A lot of this is stuff we already know, but I'm glad someone in the media is questioning the safety and sanity of shows like The Biggest loser.
(Original article: Double X)
One of the major arguments of the growing fat acceptance movement is that fear-mongering about "health" functions more as a tool to bash fat people than as a genuine expression of desire for a healthier populace. You couldn't ask for a better argument for that point of view than this article in the New York Times about the dangers posed to contestants on the reality show The Biggest Loser, though the very name of the show has always suggested to me that it's more about mocking fat people than promoting healthy lifestyles. Contestants from the show are claiming that the rapid-fire weight loss encouraged on the program led them to dehydrate themselves, some to the point where they were urinating blood. These concerns are coming after a recent episode had contestants rushed to the hospital for heat stroke.
But as the article points out, even contestants that didn't try to cheat the system by dropping water weight were still putting their bodies in grave danger by losing so much weight so quickly. You're not really supposed to aim to drop more than two pounds a week on a responsible weight loss program, because doing more than that can cause heart problems and electrolyte imbalances that could cause a heart attack. Yet The Biggest Loser is far from the only cultural product that promotes the idea that rapidly turning fat people into thin people is a legitimate strategy for "health." That message blares at us from a variety of tabloid coves, weight-loss advertisements, TV shows, and puff pieces fawning over fat celebrities that dropped half their body weight in a short amount of time due to gastric bypass surgery.
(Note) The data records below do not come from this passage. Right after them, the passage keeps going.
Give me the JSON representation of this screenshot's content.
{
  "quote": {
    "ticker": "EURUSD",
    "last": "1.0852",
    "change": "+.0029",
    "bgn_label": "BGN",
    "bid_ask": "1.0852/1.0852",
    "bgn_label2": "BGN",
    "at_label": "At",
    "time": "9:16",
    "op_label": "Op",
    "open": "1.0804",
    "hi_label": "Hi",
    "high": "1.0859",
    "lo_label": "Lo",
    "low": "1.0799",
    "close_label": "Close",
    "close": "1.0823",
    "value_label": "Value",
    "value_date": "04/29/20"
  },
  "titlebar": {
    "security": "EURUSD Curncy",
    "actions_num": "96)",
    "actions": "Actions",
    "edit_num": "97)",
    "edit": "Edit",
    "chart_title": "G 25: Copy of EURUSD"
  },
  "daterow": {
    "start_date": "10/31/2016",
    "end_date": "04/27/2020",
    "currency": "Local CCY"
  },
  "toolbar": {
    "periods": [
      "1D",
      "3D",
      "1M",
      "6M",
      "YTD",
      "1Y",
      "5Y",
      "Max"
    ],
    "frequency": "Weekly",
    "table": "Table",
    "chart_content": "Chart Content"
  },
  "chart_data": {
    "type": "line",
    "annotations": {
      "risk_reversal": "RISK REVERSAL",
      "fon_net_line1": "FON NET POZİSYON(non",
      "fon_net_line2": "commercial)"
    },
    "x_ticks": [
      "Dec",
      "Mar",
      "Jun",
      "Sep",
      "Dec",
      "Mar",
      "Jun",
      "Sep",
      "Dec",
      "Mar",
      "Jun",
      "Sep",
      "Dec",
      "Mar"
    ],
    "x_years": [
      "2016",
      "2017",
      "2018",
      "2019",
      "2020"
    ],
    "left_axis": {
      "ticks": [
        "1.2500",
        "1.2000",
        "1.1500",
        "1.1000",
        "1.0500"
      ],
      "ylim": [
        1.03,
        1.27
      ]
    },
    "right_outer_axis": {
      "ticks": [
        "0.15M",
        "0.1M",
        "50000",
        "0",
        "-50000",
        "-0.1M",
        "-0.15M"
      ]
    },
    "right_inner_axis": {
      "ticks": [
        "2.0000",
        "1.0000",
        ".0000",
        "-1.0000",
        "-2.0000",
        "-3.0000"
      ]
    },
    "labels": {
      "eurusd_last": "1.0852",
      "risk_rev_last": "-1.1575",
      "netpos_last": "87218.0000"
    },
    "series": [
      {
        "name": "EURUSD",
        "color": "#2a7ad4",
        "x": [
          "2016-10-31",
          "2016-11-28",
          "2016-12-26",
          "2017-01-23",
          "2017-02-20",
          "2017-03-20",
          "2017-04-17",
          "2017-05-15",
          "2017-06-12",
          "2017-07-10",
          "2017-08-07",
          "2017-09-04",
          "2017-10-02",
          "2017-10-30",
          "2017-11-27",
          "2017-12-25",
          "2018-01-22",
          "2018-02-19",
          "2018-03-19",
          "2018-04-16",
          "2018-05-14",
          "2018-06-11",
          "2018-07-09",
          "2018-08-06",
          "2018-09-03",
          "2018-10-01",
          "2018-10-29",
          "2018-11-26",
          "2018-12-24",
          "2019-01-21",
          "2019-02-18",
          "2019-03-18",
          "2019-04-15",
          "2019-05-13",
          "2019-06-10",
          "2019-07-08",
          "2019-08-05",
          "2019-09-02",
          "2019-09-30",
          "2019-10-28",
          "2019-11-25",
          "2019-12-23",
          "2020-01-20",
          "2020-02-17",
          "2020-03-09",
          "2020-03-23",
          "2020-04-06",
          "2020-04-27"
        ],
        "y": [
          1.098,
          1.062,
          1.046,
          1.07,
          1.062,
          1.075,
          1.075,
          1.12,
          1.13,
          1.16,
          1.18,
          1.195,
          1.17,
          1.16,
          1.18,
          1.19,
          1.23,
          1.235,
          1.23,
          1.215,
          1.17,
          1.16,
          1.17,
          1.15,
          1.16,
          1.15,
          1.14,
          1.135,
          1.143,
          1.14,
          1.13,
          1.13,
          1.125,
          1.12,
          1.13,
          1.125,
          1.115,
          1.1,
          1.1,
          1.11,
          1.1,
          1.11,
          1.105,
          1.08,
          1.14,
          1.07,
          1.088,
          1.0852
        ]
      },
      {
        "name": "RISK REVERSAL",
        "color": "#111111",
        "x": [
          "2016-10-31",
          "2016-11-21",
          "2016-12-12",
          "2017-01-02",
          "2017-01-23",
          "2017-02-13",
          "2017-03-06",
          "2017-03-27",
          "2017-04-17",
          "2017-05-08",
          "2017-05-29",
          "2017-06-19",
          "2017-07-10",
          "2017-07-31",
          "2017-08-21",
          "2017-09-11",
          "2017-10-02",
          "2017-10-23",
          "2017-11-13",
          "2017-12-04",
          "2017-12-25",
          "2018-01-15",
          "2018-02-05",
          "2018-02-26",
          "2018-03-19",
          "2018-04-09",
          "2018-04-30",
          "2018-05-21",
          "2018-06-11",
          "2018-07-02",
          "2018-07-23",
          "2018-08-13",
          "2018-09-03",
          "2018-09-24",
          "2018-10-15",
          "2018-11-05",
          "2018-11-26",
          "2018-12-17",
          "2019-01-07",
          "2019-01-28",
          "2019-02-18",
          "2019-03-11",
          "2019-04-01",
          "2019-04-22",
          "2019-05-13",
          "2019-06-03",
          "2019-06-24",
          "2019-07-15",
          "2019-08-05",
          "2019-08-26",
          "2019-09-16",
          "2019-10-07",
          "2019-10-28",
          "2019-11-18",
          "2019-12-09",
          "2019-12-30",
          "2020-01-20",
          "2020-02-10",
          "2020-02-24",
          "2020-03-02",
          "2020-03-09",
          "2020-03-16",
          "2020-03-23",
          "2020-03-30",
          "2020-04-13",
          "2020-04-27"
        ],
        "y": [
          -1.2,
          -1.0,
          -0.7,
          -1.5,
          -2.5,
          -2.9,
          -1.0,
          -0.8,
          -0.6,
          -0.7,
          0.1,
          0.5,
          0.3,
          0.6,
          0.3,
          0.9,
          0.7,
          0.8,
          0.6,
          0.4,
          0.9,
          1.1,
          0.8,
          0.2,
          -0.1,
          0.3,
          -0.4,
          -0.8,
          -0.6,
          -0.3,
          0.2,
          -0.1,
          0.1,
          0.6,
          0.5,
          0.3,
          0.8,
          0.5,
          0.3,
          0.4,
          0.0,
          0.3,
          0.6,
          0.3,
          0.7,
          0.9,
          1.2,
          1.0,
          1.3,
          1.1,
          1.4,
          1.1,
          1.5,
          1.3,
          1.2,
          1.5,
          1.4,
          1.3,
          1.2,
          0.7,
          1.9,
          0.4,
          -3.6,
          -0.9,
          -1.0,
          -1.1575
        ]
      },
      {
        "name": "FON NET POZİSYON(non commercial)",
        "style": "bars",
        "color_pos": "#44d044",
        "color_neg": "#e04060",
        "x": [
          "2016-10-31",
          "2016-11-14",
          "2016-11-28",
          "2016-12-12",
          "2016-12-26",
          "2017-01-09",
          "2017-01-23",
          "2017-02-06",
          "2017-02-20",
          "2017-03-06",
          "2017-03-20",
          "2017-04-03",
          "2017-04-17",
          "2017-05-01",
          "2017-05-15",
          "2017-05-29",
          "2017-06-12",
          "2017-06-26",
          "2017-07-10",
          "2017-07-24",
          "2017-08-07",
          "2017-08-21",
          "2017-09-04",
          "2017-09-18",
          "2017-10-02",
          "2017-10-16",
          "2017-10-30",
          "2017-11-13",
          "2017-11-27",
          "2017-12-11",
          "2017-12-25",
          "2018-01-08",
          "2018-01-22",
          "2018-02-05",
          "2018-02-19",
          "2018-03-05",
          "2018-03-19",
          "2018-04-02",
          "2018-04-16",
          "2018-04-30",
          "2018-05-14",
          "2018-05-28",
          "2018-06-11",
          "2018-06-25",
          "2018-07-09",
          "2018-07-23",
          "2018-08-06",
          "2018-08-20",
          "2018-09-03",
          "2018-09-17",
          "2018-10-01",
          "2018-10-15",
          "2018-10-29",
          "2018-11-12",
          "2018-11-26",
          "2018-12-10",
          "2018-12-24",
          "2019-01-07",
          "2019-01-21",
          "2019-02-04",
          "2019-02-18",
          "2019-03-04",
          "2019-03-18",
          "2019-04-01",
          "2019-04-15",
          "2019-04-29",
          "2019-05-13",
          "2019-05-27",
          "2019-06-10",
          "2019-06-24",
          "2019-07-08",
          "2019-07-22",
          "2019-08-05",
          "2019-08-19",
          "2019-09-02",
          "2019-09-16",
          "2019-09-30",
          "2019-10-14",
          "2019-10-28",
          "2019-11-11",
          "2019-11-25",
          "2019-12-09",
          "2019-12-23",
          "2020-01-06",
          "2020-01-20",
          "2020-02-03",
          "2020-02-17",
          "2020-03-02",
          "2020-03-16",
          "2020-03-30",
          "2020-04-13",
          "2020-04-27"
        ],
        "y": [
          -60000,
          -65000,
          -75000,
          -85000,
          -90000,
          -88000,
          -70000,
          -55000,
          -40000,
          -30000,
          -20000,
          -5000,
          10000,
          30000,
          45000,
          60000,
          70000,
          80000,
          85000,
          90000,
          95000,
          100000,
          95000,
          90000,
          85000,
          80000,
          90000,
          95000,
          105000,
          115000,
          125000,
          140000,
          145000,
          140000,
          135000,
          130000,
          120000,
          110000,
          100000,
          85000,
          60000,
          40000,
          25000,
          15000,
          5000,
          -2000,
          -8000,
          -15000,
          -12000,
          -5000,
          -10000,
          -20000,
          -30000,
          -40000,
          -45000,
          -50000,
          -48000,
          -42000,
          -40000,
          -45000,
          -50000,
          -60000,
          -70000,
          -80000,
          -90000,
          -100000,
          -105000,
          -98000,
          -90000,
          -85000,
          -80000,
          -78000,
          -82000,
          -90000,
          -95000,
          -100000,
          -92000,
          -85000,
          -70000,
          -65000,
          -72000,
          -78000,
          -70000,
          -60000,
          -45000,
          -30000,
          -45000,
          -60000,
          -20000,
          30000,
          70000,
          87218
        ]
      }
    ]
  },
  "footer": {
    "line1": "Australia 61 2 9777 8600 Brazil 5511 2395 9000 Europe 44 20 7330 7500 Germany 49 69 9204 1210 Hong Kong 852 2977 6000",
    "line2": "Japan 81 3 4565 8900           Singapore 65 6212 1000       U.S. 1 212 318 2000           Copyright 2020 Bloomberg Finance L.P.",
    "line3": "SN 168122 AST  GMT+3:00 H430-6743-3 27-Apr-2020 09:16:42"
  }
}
Why is it not enough for fat people to lose weight? Why does it have to be so much so quickly?
Part of it is a numbers game. Look at the numbers given in this Times article: Contestants lost 118 pounds, 112 pounds, 122 pounds. At the recommended weight-loss rates, that means most of them would have taken more than a year to accomplish their goals. But searching around the Internet, it seems that the show tapes for only 10 to 12 weeks. Committing yourself to a year or many years of weight loss can seem like an overwhelming goal, especially since the emphasis in the world of weight loss is self-deprivation and pain, as if you're punishing yourself for getting fat. But most people would like to believe they could give a couple months over to the misery of dieting and exercise, as long as they see a light at the end of the tunnel.
The emphasis on rapid weight loss goes a long way to explaining why diets don't work. The demands of dieting are unsustainable, and people who diet spend all their time thinking about how they're going to reward themselves with all the forbidden foods when they finally cross the line. It goes straight back up to an American inability to conceive of moderation. Extreme dieting rests next to virginity pledges or teetotalism, or from the left, Buy Nothing Day or throwing out your television set. When looking for alternatives to excess, we latch onto abstinence. But abstinence pledges defeat us, and we don't just fall off the wagon, but fling ourselves off it. Indulgence/punishment rituals satisfy our need for drama, but they don't do much for our health or well-being.
Amanda Marcotte recently moved from her home state of Texas to Brooklyn, NY. She blogs at pandagon.net and rhrealitycheck.org.